The court distinguishes between money paid under an insurance policy and money paid under the present situation by pointing out that the proceeds of an insurance policy are not money owned by decedent but rather money that originates from the company, whereas in the present situation the money was owned by decedent at the time of his death.
In DeVenuto Estate, 35 D. & C. 2d 352, the court wrote an extensive opinion in which the general rule was applied that the right to designate a beneficiary of a retirement plan does not, without more, result in a transfer of a property interest, thereby making it subject to transfer inheritance tax. In this case, the assets of the retirement plan were not owned and subject to the control of decedent.

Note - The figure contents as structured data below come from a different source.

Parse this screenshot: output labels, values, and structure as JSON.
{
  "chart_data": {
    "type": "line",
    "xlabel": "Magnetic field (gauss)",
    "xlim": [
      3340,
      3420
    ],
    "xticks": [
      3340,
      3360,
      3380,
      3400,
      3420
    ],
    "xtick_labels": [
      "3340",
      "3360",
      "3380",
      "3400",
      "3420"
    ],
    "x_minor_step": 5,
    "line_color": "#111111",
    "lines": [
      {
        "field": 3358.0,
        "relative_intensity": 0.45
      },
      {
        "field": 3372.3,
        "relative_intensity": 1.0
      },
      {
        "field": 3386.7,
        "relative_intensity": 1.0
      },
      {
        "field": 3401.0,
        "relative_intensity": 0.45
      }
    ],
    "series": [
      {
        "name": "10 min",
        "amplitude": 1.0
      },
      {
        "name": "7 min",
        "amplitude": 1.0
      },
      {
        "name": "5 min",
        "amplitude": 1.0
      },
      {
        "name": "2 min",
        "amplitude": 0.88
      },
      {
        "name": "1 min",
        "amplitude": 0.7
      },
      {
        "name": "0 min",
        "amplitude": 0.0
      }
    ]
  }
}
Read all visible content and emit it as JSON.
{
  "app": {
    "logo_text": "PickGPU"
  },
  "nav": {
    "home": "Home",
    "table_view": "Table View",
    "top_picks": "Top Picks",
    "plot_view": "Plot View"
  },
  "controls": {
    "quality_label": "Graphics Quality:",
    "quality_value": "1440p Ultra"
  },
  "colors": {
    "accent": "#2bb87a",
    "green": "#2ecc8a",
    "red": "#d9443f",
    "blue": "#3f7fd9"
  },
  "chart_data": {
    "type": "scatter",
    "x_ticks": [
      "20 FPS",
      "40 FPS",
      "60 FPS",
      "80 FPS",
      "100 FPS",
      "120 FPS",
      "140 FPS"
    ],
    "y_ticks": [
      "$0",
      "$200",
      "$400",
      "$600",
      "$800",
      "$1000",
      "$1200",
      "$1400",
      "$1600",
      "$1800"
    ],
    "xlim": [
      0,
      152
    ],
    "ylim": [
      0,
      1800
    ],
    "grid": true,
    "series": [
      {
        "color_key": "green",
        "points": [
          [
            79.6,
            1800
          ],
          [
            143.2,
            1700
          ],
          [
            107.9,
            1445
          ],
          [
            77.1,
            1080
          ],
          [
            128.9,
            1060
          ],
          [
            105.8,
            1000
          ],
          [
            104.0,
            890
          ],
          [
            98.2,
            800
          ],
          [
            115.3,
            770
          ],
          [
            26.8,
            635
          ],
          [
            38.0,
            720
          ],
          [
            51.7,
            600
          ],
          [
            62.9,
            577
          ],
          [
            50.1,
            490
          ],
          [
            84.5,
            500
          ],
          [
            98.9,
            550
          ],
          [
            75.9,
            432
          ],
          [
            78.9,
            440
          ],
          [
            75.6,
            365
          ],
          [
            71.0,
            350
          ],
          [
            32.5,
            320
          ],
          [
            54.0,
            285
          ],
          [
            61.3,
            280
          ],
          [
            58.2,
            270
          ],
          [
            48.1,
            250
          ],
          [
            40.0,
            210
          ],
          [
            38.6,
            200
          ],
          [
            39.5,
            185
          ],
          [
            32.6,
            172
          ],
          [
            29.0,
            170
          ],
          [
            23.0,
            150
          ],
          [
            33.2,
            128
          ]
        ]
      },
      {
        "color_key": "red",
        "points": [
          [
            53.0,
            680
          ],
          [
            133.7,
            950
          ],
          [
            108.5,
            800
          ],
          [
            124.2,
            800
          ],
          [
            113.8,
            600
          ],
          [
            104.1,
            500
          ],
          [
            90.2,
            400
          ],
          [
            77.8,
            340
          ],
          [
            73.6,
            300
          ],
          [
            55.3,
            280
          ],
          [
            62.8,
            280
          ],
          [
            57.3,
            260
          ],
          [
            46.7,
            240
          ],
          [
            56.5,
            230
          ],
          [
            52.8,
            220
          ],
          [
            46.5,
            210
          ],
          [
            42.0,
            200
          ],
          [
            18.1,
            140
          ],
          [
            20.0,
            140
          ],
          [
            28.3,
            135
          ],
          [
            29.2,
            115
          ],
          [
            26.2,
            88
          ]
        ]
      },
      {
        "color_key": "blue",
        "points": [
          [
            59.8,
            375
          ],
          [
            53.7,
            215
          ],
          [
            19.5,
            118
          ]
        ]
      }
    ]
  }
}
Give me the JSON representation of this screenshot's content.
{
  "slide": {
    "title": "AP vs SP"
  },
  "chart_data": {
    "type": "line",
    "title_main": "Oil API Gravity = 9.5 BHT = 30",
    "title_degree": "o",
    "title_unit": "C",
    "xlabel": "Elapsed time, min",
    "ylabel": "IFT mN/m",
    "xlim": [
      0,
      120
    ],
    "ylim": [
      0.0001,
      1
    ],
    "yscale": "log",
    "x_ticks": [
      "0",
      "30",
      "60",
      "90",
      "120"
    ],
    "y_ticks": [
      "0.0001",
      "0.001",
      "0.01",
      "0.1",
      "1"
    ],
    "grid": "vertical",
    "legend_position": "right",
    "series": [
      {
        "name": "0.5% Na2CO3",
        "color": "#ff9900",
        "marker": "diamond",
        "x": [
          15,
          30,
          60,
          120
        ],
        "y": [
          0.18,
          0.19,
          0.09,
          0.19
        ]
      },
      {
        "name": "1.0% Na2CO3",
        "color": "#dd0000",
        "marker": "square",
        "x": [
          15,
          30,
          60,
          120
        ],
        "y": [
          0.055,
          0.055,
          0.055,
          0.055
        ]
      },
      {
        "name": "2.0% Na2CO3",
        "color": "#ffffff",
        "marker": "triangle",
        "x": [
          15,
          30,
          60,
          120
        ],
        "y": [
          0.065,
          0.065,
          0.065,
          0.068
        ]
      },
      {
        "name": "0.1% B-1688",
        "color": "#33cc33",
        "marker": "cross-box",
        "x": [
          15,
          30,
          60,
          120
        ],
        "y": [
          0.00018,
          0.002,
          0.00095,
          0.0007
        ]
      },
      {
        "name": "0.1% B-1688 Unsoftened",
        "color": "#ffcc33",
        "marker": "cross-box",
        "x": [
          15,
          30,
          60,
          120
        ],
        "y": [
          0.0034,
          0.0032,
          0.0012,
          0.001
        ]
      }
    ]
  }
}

In Ross Estate, 25 D. & C. 2d 777, the court again applied the general rule in a situation where decedent had participated as an employe of Sears Roebuck and Company in a pension fund, and the assets of the pension fund were under the control of decedent and apparently owned by him at the time of his death.
The impact of these cases apparently had some effect upon the legislature of the Commonwealth of Pennsylvania, because in 1970 a statute was enacted, which appears as 20 PS §301.7(a). This statute has been subject to little or no interpretation by the courts, but appears to be aimed at overruling the law as was set forth in Brown Estate, supra, and other cases cited above. The statute provides, in part, as follows:
“The designation ... of beneficiaries of benefits *168payable upon or after the death of a participant under any . . . employee benefit plan, shall not be considered testamentary and shall not be subject to any law governing the transfer of property by will. This section shall apply regardless of whether . . . the employee benefit plan designates the ultimate beneficiaries or makes the proceeds payable, directly or indirectly, to a trustee of a trust under a will or under a separate trust instrument which designates the ultimate beneficiaries, and regardless of whether any such trust is amendable or revocable, or both, or is funded or unfunded, and notwithstanding a reservation to the settlor of all rights of ownership in the insurance contracts or under the employe benefit plans.”
We, therefore, conclude that the law has been changed by this statute and it now becomes immaterial whether the settlor retains control and ownership over the assets of the trust, since the statute provides that, in no event, is this to be construed as being testamentary in nature. Such being the case, the assets do not come under the administratrix or become a part of the estate but rather pass under the terms of the plan.
We, therefore, conclude that Julia Kraynok, as administratrix of the estate of her deceased husband, has no claim to the assets of decedent in the plan, and that payment should be made to the beneficiaries, Joseph Kraynok and Mary Kraynok, husband and wife.
Since the matter before the court is in the nature of a demurrer on the basis that the estate has not set forth a good cause of action, we must sustain the demurrer.
ORDER
And now, August 10, 1971, the preliminary objection in the nature of a demurrer filed by Joseph *169Kraynok and Mary Kraynok, husband and wife, and against the Estate of George W. Kraynok is sustained.